Urbanisme et aménagement

Date

March 2014

Temps de lecture

5 minutes

Par une décision Commune du Castellet n° 356571 du 26 février 2014, le Conseil d’Etat est venu rappeler tout en la précisant, la nature du contrôle opéré par l’autorité compétente sur les conditions de desserte et d’accessibilité du terrain d’assiette par les services d’incendie et de secours, dans le cadre de l’instruction des demandes de permis de construire.

De manière plus accessoire, la décision précitée reprend également sa jurisprudence classique en matière de retrait de permis de construire, y compris tacite, relative au respect de l’obligation de motivation et de procédure contradictoire préalable.

Dans la présente affaire, Mme A., propriétaire d’un terrain sur le territoire de la commune du Castellet a sollicité la délivrance d’un permis de construire afin d’y édifier une maison d’habitation.

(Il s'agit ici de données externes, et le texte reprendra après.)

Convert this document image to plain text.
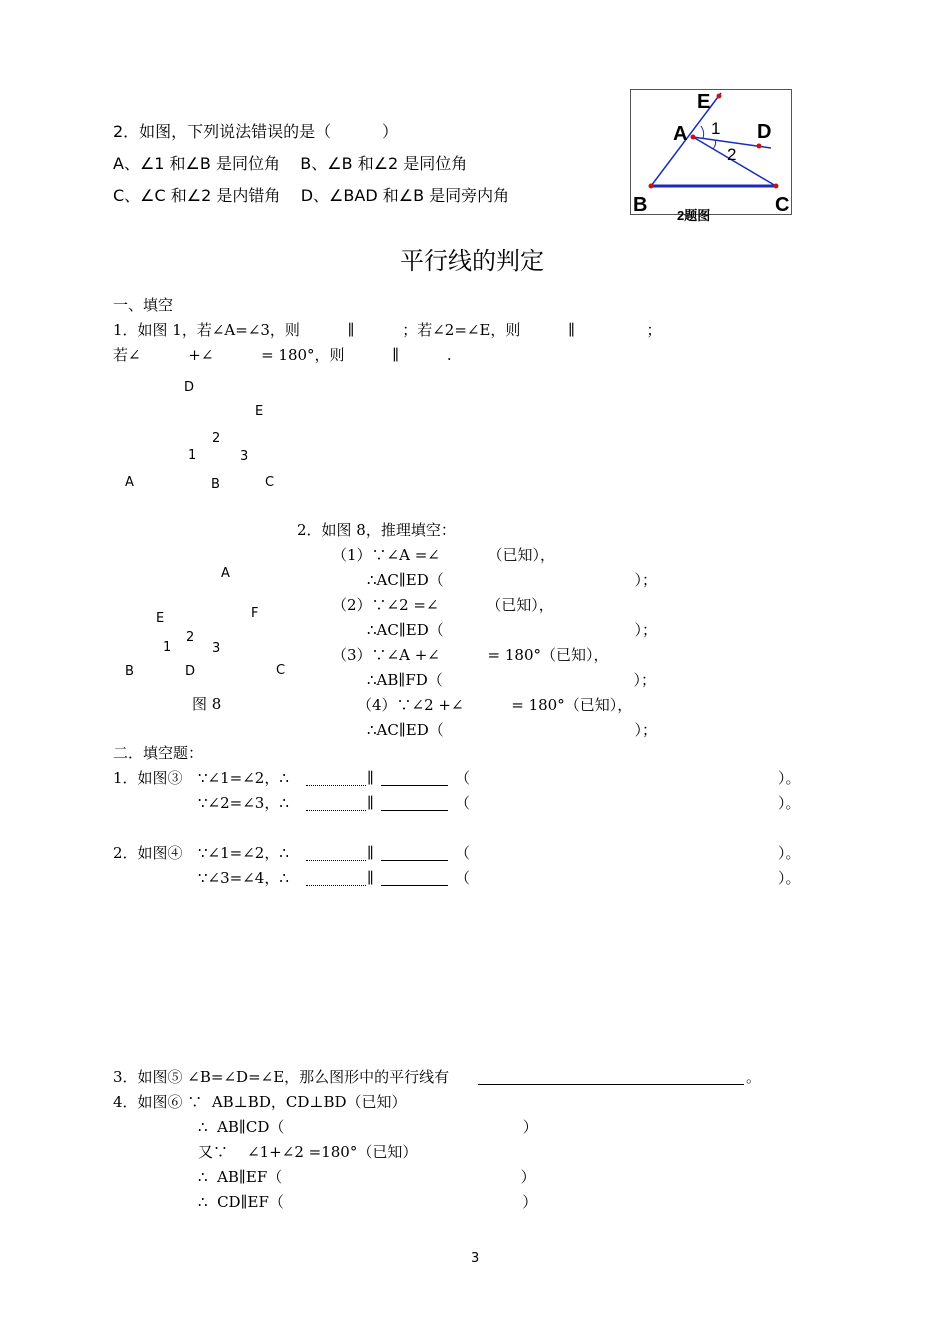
2．如图，下列说法错误的是（          ）
A、∠1 和∠B 是同位角    B、∠B 和∠2 是同位角
C、∠C 和∠2 是内错角    D、∠BAD 和∠B 是同旁内角
E
A 1 D
2
B	C
2题图
平行线的判定
一、填空
1．如图 1，若∠A=∠3，则          ∥          ；若∠2=∠E，则          ∥               ；
若∠          +∠          = 180°，则          ∥          .
D
E
2
1	3
A	B	C
2．如图 8，推理填空：
（1）∵∠A =∠          （已知），
∴AC∥ED（                                        ）；
（2）∵∠2 =∠          （已知），
∴AC∥ED（                                        ）；
（3）∵∠A +∠          = 180°（已知），
∴AB∥FD（                                        ）；
（4）∵∠2 +∠          = 180°（已知），
∴AC∥ED（                                        ）；
A
E	F
2
1	3
B	D	C
图 8
二．填空题：
1．如图③ ∵∠1=∠2，∴	∥	（	）。
∵∠2=∠3，∴	∥	（	）。
2．如图④ ∵∠1=∠2，∴	∥	（	）。
∵∠3=∠4，∴	∥	（	）。
3．如图⑤ ∠B=∠D=∠E，那么图形中的平行线有	。
4．如图⑥ ∵  AB⊥BD，CD⊥BD（已知）
∴  AB∥CD（                                                  ）
又∵    ∠1+∠2 =180°（已知）
∴  AB∥EF（                                                  ）
∴  CD∥EF（                                                  ）
3
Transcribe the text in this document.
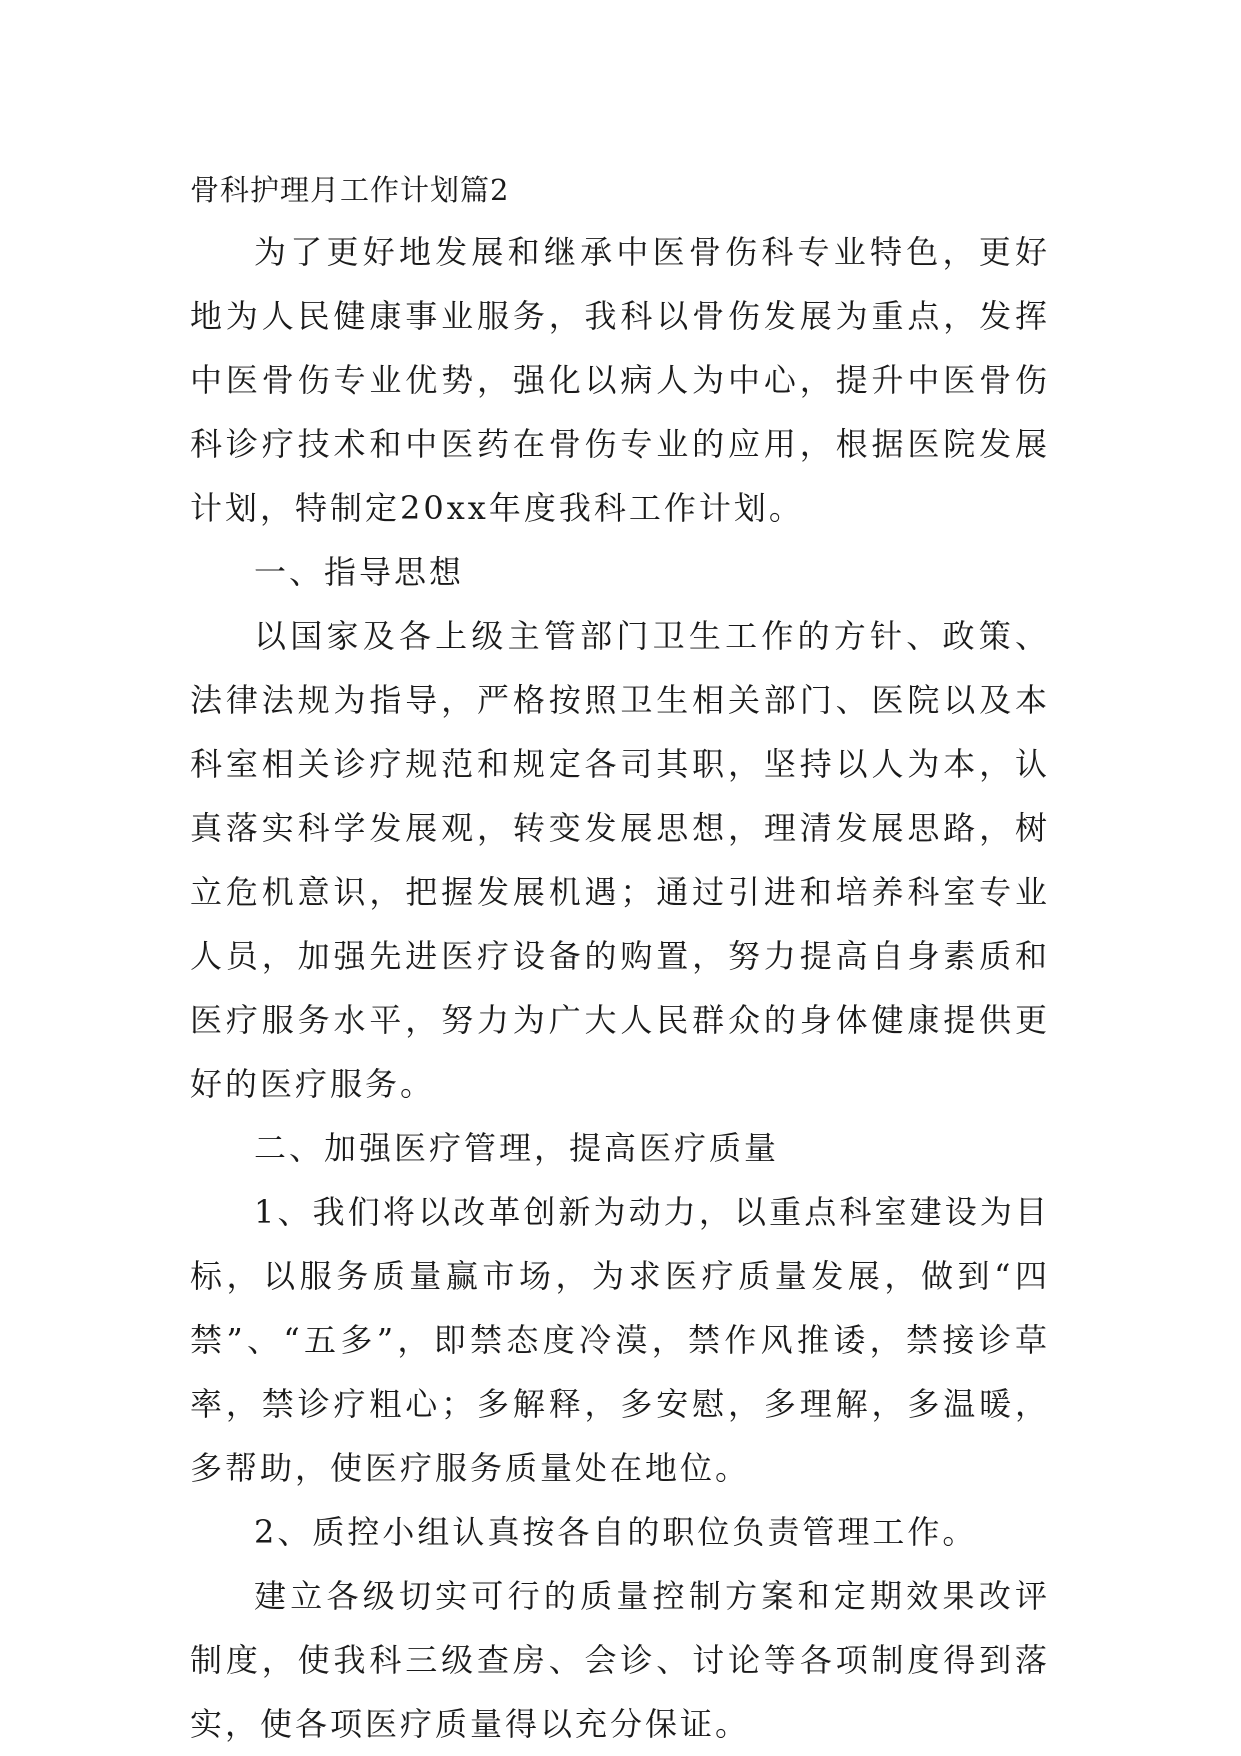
骨科护理月工作计划篇2

为了更好地发展和继承中医骨伤科专业特色，更好地为人民健康事业服务，我科以骨伤发展为重点，发挥中医骨伤专业优势，强化以病人为中心，提升中医骨伤科诊疗技术和中医药在骨伤专业的应用，根据医院发展计划，特制定20xx年度我科工作计划。

一、指导思想

以国家及各上级主管部门卫生工作的方针、政策、法律法规为指导，严格按照卫生相关部门、医院以及本科室相关诊疗规范和规定各司其职，坚持以人为本，认真落实科学发展观，转变发展思想，理清发展思路，树立危机意识，把握发展机遇；通过引进和培养科室专业人员，加强先进医疗设备的购置，努力提高自身素质和医疗服务水平，努力为广大人民群众的身体健康提供更好的医疗服务。

二、加强医疗管理，提高医疗质量

1、我们将以改革创新为动力，以重点科室建设为目标，以服务质量赢市场，为求医疗质量发展，做到“四禁”、“五多”，即禁态度冷漠，禁作风推诿，禁接诊草率，禁诊疗粗心；多解释，多安慰，多理解，多温暖，多帮助，使医疗服务质量处在地位。

2、质控小组认真按各自的职位负责管理工作。

建立各级切实可行的质量控制方案和定期效果改评制度，使我科三级查房、会诊、讨论等各项制度得到落实，使各项医疗质量得以充分保证。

Ledit terrain est desservi par deux voies, « l’une , ouverte à la circulation mais impraticable pour les engins d’incendie et de secours, l’autre praticable par ces mêmes engins, mais traversant un lotissement dont les propriétaires n’ont pas consenti à Mme A. d’autorisation de passage » 1) Pour reprendre l’arrêt de la cour administrative d’appel, la notice de présentation du projet faisait état d’une « double desserte du terrain d’assiette, la première, la plus courte mais comprenant des passages étroits impraticables par les engins de lutte contre l’incendie, serait empruntée par les véhicules légers, tandis que, la seconde, légèrement plus longue et traversant des lotissements, devrait être empruntée par les engins de lutte contre l’incendie en raison de l’étroitesse de l’autre voie de circulation ».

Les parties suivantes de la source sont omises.